A 75 minute hatha practice that can be used to energize, or to calm down, depending on which aspect of the breath you choose to focus on. Deepening our inhales can add an additional sense of vitality while lengthening exhales can promote relaxation. A moderate sequence to free your joints, strengthen your muscles and ultimately rest your body and mind.
A short practice to meet a heavier day or mood. Renewing movement and breath followed by heart centered imagery to warm and lighten from the outside in and the inside out.
My most essential practice to cultivate a sense of grounded wellbeing in my body and mind. An experience of warming and freeing the joints of your body, followed by a breath technique and visualization with the intention to leave you feeling calm, present and at ease. Use often!
A practice designed to help you relax deeply and drop off into sleep. Expect gentle movement, grounding and guided relaxation.
Neuroscience tells us we can practice the ability to create internal feeling states anytime we want. This morning practice helps us create a sense of feeling connected to the world around us, and to other people, including cultivating empathy, which has been shown to contribute to our well-being overall.

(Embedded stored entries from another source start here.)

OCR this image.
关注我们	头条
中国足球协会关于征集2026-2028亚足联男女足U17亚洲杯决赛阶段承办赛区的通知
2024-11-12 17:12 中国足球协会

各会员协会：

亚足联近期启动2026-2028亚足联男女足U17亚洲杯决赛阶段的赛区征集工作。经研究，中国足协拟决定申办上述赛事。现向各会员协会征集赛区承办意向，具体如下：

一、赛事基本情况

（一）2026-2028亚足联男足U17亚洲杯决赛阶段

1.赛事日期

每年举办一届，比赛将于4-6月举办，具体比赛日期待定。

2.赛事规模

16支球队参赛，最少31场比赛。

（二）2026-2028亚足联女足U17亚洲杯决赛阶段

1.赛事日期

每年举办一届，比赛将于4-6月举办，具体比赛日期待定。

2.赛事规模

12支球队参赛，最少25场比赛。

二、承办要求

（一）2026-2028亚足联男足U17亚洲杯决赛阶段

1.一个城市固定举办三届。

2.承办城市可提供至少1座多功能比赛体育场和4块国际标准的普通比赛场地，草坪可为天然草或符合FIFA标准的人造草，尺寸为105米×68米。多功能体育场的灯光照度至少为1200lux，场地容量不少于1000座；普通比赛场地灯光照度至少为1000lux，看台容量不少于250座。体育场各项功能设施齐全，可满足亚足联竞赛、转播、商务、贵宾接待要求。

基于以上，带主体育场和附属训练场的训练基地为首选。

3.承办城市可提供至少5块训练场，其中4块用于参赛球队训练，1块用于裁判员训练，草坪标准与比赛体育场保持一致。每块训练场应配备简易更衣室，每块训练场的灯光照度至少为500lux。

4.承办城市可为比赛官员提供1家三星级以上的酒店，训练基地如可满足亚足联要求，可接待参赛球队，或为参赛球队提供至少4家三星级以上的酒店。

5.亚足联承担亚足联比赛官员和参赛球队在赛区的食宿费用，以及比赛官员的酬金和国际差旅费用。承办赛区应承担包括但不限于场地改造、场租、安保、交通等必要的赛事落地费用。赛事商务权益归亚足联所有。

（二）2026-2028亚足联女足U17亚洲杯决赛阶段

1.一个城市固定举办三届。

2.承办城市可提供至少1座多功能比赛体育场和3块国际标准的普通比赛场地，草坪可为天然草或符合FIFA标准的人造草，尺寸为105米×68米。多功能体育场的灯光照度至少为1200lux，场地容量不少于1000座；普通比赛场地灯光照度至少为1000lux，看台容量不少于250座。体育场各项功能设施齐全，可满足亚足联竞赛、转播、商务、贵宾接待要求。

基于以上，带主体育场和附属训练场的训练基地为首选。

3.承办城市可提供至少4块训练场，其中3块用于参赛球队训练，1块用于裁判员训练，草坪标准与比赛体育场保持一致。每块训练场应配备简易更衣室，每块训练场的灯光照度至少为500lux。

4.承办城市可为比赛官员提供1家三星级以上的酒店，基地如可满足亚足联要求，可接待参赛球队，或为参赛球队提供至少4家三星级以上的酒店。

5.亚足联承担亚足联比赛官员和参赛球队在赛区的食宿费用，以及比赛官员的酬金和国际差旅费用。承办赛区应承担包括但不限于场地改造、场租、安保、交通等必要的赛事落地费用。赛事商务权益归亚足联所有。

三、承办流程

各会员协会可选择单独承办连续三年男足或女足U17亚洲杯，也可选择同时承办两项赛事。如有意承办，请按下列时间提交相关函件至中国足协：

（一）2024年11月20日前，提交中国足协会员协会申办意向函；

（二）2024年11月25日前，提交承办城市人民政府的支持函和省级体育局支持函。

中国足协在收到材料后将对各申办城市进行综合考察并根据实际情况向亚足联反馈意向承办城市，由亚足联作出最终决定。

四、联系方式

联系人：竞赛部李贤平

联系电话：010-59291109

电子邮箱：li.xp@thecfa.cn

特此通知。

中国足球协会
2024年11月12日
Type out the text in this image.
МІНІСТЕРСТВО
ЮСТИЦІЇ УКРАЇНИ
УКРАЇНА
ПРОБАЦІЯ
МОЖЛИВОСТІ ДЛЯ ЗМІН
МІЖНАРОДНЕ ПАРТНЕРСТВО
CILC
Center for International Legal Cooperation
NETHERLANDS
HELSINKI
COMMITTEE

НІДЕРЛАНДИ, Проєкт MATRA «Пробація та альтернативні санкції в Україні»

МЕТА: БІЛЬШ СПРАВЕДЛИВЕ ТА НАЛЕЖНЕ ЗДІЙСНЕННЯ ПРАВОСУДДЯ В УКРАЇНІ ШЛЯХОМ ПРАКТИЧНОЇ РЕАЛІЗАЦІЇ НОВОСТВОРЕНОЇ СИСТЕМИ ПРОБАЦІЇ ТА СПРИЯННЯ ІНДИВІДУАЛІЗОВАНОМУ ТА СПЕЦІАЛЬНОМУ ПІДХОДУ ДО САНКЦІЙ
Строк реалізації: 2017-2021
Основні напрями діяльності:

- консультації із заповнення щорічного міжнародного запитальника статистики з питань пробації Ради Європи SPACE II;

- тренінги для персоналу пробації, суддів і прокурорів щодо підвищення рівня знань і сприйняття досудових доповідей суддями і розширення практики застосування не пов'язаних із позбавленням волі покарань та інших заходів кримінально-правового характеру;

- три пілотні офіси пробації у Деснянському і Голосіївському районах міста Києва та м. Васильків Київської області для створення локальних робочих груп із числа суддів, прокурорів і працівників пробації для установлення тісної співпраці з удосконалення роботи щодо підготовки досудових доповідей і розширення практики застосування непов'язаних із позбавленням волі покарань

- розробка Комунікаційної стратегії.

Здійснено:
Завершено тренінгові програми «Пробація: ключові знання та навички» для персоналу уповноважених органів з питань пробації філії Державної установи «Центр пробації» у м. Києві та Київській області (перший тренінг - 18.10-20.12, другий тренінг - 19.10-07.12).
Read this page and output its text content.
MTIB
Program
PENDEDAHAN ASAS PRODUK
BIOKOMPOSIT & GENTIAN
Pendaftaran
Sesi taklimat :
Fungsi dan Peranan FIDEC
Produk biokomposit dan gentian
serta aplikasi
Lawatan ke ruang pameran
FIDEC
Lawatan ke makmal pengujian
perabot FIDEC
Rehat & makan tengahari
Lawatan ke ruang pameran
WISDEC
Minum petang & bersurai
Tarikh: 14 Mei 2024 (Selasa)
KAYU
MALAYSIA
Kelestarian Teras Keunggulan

An experience crafted for a chillier time of year, or time of day. Warming, stronger postures are matched with a warming breath practice, leading to longer stretches, a relaxing breath technique and full relaxation.
A 60 minute practice intended to “lighten” a heavier mood. Includes a breath technique and visualization to create space between thoughts and movements that invite the mind to focus and may create a more spacious feeling in the body.
A 30 minute hatha class that invites you to investigate the quality of the tone of voice you use when you talk to yourself. A practice that is strengthening for the arms and upper back to create more freedom in the shoulders and maybe even a more spacious feeling at the heart.
Brief movement to prepare to sit, followed by a meditation technique that invites us to focus on the sense of touch, and then the awareness of sound. Learning to observe, rather than resist distraction can help us to become more accepting overall.
A 60 minute slow and mindful hatha practice that invites you to practice the concept of accepting each moment as whole and enough. Explore your variations of postures as enough, your breath as enough, your body as enough. Nothing to be added or taken away.
When the events of the day ahead feel overwhelming, this short practice is designed to support a shift in perspective and the possibility of doing your day from a place of love and appreciation. Includes invigorating movement and a technique to cultivate more lightness and joy.
Why we meditate, best practices to center ourselves and prepare to "sit" including movement (asana) and breathwork (pranayama) and an exploration of meditation techniques including a restoring yoga nidra.